Portfolio Volatility
Check portfolio volatility and analyze historical return density to properly model market risk
Headlines Timeline
Stay connected to all market stories and filter out noise. Drill down to analyze hype elasticity
CEO Directory
Screen CEOs from public companies around the world
Portfolio Holdings
Check your current holdings and cash postion to detemine if your portfolio needs rebalancing
Price Ceiling Movement
Calculate and plot Price Ceiling Movement for different equity instruments
Portfolio Center
All portfolio management and optimization tools to improve performance of your portfolios
Headlines Timeline
Stay connected to all market stories and filter out noise. Drill down to analyze hype elasticity
Efficient Frontier
Plot and analyze your portfolio and positions against risk-return landscape of the market.
Balance Of Power
Check stock momentum by analyzing Balance Of Power indicator and other technical ratios
Stock Screener
Find equities using custom stock filter or screen asymmetry in trading patterns, price, volume, or investment outlook.
Equity Forecasting
Use basic forecasting models to generate price predictions and determine price momentum
My Watchlist Analysis
Analyze my current watchlist and to refresh optimization strategy. Macroaxis watchlist is based on self-learning algorithm to remember stocks you like
Is New Oriental's industry expected to grow? Or is there an opportunity to expand the business' product line in the future? Factors like these will boost the valuation of New Oriental. If investors know New Oriental will grow in the future, the company's valuation will be higher. The financial industry is built on trying to define current growth potential and future valuation accurately. All the valuation information about New Oriental listed above have to be considered, but the key to understanding future value is determining which factors weigh more heavily than others.
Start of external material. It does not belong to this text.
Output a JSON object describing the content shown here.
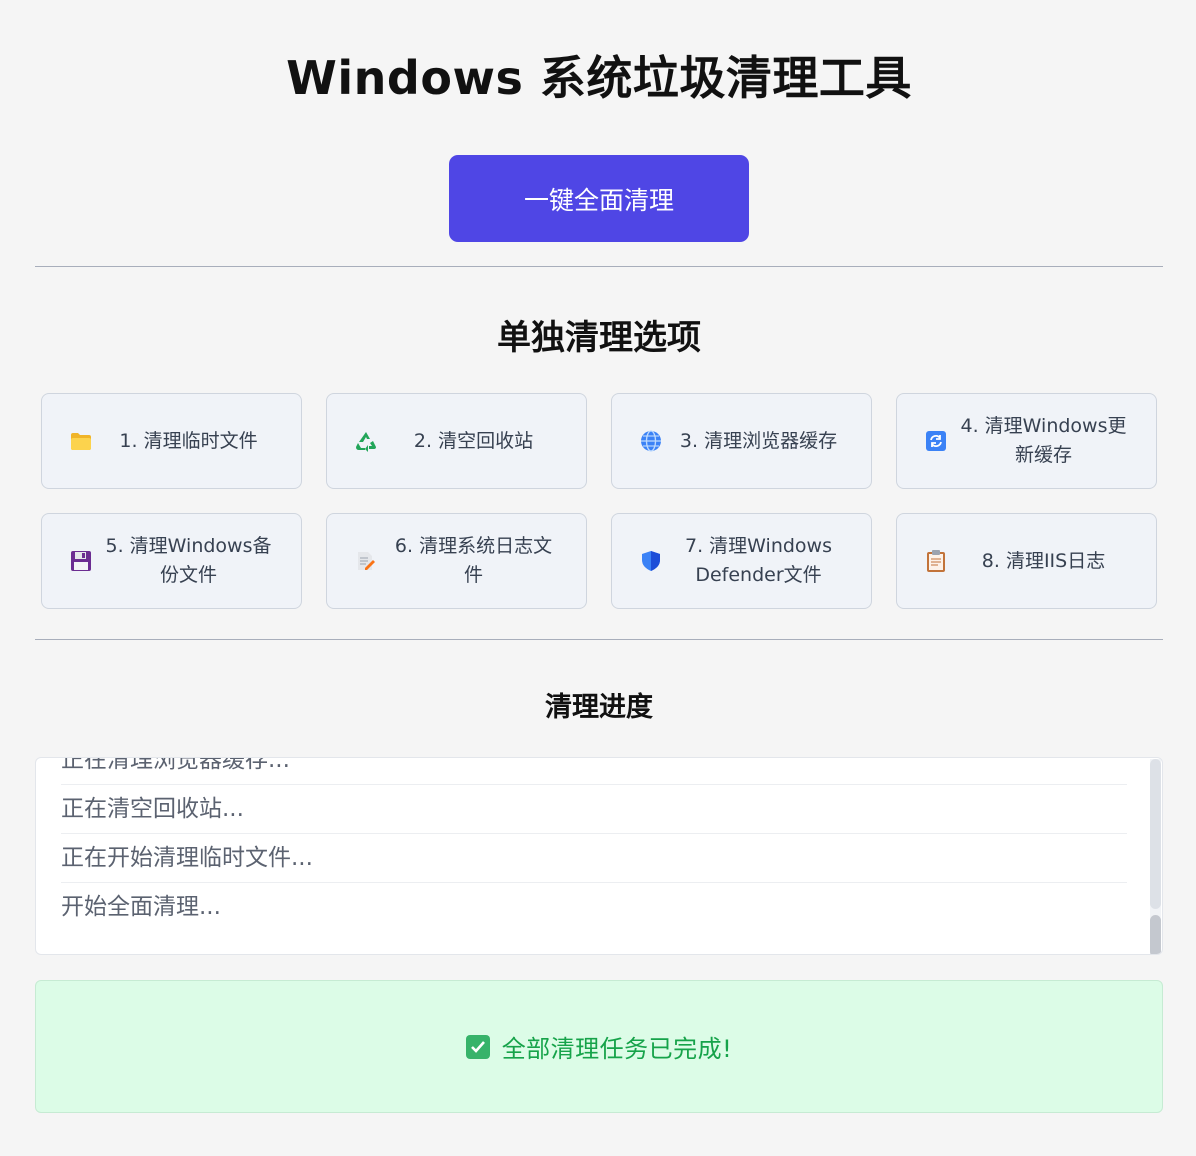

The market value of New Oriental Education is measured differently than its book value, which is the value of New Oriental that is recorded on the company's balance sheet. Investors also form their own opinion of New Oriental's value that differs from its market value or its book value, called intrinsic value, which is New Oriental's true underlying value. Investors use various methods to calculate intrinsic value and buy a stock when its market value falls below its intrinsic value. Because New Oriental's market value can be influenced by many factors that don't directly affect New Oriental's underlying business (such as a pandemic or basic market pessimism), market value can vary widely from intrinsic value.
Please note, there is a significant difference between New Oriental's value and its price as these two are different measures arrived at by different means. Investors typically determine New Oriental value by looking at such factors as earnings, sales, fundamental and technical indicators, competition as well as analyst projections. However, New Oriental's price is the amount at which it trades on the open market and represents the number that a seller and buyer find agreeable to each party.